BP has posted a 71 per cent increase in underlying profits and highlighted the contribution made by giant field developments in areas such as West of Shetland.

The oil and gas giant made $2.6 billion (£1.9bn) profit net of one-offs in the first three months compared with $1.5bn in the preceding year.

The results provide further evidence of the boost that the increase in oil prices in recent months has provided for the majors.

Royal Dutch Shell and Chevron last week reported they had increased first quarter profits by 42% and 36% respectively.

Read more: Shell boss hails fantastic performance of North Sea business

Led by chief executive Bob Dudley, BP said the growth in profits was mainly due to an improvement in the performance of its upstream exploration and production division.

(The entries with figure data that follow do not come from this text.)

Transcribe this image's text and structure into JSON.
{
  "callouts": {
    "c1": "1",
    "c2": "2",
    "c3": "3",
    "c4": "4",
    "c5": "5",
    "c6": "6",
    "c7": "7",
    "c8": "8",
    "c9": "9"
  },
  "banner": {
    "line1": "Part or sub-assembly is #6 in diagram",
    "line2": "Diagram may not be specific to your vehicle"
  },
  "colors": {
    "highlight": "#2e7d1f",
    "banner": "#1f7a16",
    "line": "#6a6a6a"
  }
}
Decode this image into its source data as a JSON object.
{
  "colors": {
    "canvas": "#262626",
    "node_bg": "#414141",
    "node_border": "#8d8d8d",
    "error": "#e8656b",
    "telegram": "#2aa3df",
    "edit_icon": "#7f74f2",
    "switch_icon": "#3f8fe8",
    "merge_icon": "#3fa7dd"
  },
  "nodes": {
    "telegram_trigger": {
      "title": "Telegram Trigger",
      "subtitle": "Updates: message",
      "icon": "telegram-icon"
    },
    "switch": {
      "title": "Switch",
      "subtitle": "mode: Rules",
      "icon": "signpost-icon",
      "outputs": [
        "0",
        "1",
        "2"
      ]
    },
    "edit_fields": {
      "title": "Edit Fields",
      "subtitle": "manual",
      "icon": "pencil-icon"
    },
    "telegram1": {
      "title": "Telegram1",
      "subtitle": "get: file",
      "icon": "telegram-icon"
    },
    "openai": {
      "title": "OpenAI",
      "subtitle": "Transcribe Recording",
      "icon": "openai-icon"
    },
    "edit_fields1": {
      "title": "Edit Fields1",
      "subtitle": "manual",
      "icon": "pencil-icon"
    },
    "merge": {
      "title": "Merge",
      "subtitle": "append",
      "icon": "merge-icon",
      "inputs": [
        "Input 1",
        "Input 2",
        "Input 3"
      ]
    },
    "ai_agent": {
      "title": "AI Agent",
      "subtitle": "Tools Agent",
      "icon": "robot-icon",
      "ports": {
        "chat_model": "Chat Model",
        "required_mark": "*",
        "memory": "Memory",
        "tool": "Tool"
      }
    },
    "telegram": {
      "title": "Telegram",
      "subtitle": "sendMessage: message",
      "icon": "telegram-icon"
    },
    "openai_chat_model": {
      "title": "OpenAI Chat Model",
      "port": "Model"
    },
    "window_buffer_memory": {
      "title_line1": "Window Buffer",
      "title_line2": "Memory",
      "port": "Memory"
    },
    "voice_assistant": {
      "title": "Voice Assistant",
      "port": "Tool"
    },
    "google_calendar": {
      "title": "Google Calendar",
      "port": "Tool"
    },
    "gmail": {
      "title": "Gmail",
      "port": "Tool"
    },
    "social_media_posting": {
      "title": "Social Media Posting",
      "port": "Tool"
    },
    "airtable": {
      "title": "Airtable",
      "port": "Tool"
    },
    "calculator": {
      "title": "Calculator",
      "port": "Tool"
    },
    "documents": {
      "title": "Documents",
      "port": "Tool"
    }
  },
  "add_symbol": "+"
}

This produced its best figures since the third quarter of 2014, when oil was selling for more than $100 a barrel.

BP got an average $61.4 per barrel of oil in the first quarter against $49.87 in the same period of 2017.

Crude sold for less than $30 early in 2016 before major exporters agreed later that year to cut production to support the market.

BP’s chief financial officer Brian Gilvary noted: “The results definitely benefit from a higher oil price.” But he added: “Actually, it’s more about the seven projects that we brought onstream; there’s six more that we’re bringing onstream this year.”

Major starts ups last year included the redevelopment of the Schiehallion and Loyal fields West of Shetland, through the Quad 204 project.

Read more: First oil recovered from redeveloped Schiehallion field

This year’s are expected to include the Clair Ridge development West of Shetland, scheduled to come onstream in the second half.

BP expects to achieve good returns from the West of Shetland projects although they were approved before the crude price peaked at $115/bbl in June 2014.

The scale of the fields allows BP to produce from them at a relatively low cost per barrel using modern technology.

The company provided signs in the first quarter that it had regained its enthusiasm for investing in the North Sea, after retrenching in the area in response to the sharp fall in the crude price from 2014.

BP sold off a raft of assets it deemed non core and axed around 600 jobs.

In February BP approved plans to develop the Alligin and Vorlich fields off Scotland.

Read more: BP announces new North Sea developments as oil price rises

It referred to these in the section on strategic progress in yesterday’s results announcement.

The company generated excitement in the industry in January when it said it had made two North Sea finds and expected to double production in the area to 200,000 barrels daily by 2020.

It did not comment on the finds yesterday.

Mr Gilvary made clear the increase in the oil price had not persuaded BP to loosen the purse strings, noting:“We’re going to stick with capital discipline. We’re not going to go chasing higher oil prices and look for more projects.”

The company wants to reduce debt and to increase payouts to shareholders.

BP has returned $460m to shareholders through share buy backs since restarting its programme in the last quarter of 2017. It held the first quarter dividend at 10 cents.

The costs of the 2010 Gulf of Mexico oil spill rose by $206m in the first quarter to $66bn. BP shares closed up 9.7p at 547.7p.